Özenç, "Yaban domuzları ve geyikler defalarca çadırıma geldi. Ama hiçbiri bana zarar vermedi. Doğada kimseye zarar vermezseniz, zarar da görmezsiniz. Ama kentlerde öyle değil. Kadınlar her koşulda şiddet görüyor, öldürülüyor" dedi.
2010 yılında vizyona giren '127 saat' filminde işlenen solo-trekking (tekli ve tehlikeli doğa yürüyüşü) için tarihi Likya Yolu'nda kampa giren Özenç, geçen ay 3 yabancı öğrencinin kaybolduğu Hisarçandır- Göynük Kanyonu arasında yürüyüş yapıp çadır kurdu. Geceyi ateş yakarak çadırda geçiren Özenç, 'Özgecan anısına. Dünya Kadınlar Günü Kutlu olsun' yazılı pankart astı. Özenç, yaban hayvanları arasında üç günlük kampını geçen cuma tamamladı.

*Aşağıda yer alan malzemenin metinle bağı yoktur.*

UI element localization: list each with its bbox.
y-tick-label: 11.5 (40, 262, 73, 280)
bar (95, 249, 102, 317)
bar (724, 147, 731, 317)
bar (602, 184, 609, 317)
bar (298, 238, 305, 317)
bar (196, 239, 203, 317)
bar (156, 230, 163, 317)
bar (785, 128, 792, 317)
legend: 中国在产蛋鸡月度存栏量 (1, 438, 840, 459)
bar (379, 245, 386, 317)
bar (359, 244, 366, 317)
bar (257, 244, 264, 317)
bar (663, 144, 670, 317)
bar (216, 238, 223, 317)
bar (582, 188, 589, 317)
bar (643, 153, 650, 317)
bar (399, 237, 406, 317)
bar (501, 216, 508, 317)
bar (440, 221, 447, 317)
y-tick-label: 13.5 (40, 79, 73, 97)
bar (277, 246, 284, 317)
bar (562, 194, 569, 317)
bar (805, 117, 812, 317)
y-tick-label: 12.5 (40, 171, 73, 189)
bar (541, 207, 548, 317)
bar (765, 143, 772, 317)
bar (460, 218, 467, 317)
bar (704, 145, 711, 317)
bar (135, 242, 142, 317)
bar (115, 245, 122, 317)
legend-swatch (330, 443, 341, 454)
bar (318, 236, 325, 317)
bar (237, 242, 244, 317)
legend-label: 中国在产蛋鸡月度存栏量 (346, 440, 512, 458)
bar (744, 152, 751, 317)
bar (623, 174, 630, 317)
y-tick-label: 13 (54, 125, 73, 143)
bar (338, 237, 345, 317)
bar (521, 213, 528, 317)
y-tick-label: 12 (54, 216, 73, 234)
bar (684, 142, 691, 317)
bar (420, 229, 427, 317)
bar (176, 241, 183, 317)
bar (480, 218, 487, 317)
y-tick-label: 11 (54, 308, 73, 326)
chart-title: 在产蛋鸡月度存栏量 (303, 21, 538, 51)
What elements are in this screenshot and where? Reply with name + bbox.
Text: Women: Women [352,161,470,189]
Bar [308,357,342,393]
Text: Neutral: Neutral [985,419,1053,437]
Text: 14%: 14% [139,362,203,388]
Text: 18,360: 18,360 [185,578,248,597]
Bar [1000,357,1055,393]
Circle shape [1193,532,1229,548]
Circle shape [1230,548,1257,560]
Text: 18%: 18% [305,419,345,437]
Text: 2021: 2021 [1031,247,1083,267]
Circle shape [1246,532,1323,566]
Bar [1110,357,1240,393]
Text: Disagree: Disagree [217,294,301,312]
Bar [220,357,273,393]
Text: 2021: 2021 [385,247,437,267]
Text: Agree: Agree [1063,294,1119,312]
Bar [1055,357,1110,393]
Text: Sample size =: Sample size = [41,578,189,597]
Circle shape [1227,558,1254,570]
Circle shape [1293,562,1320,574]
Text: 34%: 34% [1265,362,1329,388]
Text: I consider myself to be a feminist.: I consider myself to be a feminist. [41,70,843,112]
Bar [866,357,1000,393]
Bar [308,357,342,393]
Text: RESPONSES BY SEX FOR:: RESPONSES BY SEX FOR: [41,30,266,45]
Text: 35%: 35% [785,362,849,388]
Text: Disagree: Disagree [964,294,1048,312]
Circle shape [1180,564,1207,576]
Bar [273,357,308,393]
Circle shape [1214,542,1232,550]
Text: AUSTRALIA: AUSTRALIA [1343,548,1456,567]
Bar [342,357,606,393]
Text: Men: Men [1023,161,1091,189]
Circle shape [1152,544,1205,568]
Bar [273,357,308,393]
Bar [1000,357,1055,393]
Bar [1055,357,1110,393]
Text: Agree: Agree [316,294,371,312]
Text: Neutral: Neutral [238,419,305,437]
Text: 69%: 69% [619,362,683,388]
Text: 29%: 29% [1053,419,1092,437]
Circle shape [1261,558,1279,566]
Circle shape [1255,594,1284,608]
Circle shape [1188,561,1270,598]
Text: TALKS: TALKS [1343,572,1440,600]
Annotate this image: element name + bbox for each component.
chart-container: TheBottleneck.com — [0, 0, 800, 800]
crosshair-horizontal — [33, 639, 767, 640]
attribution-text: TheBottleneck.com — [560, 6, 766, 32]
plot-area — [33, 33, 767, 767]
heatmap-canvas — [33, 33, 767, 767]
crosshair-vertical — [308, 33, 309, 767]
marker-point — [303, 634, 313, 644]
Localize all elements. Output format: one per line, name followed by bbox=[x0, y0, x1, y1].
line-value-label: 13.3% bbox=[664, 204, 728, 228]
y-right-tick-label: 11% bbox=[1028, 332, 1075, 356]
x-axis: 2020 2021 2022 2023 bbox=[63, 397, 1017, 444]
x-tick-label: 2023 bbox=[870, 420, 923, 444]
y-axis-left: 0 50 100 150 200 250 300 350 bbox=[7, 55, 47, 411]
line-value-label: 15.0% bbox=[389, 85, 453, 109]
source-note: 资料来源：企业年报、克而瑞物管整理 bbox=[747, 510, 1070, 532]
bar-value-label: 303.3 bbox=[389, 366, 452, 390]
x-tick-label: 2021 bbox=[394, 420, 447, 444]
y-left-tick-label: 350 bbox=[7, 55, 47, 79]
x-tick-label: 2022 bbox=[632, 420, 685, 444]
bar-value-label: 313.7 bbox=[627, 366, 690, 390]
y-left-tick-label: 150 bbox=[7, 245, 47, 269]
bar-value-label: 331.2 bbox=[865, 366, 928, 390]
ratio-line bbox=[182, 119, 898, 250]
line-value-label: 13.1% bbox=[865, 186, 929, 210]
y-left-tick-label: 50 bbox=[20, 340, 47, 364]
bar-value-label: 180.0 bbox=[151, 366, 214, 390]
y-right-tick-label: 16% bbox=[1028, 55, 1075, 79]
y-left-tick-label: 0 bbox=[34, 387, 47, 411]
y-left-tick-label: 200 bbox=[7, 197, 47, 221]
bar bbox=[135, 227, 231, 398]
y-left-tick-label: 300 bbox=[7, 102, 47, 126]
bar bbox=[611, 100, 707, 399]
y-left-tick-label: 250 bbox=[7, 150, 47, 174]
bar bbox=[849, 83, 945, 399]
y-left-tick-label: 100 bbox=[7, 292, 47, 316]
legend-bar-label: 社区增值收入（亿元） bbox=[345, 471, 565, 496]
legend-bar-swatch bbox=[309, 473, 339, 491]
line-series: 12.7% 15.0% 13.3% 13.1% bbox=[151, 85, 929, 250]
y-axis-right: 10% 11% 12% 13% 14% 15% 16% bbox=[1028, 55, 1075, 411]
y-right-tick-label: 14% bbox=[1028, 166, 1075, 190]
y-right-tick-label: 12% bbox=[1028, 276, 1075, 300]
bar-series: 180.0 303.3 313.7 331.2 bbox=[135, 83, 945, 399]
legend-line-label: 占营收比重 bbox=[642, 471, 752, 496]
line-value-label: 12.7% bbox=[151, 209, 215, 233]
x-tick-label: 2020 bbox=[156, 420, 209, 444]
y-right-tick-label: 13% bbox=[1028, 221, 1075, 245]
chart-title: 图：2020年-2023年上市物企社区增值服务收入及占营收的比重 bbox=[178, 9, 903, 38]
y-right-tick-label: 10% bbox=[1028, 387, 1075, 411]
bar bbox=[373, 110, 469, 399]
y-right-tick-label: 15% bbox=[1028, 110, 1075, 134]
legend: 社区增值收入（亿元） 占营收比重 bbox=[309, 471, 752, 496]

Amacının doğanın kadınlar için daha güvenli olduğunu anlatmak olduğunu söyleyen Şafak Özenç, "Son iki ayda 50'nin üzerinde kadın öldürüldü. Sürekli şiddet görenlerin sayısı ise belli bile değil. Son olarak Mersin'de katledilen Özgecan kızımızın öldürülmesi beni derinden yaraladı. Kentler artık güvenli değil. Bir doğa sporcusu olarak doğanın daha güvenli olduğunu göstermek istedim" dedi.
En tehlikeli bölgelerde yürüdüğünü en vahşi yaban domuzlarının bulunduğu yerlerde çadır kurduğunu anlatan Özenç, "Yaban domuzları ve geyikler defalarca çadırıma geldi. Ama hiçbiri bana zarar vermedi. Çünkü doğada kimseye zarar vermez iseniz zarar da görmezsiniz. Ama kentlerde öyle değil. Kadınlar her koşulda zarar görüyor, öldürülüyorlar. Bence kentler artık yaşanmaz hale gelmiş. Doğada kalmak kadınlar için son derece güvenilir" diye konuştu.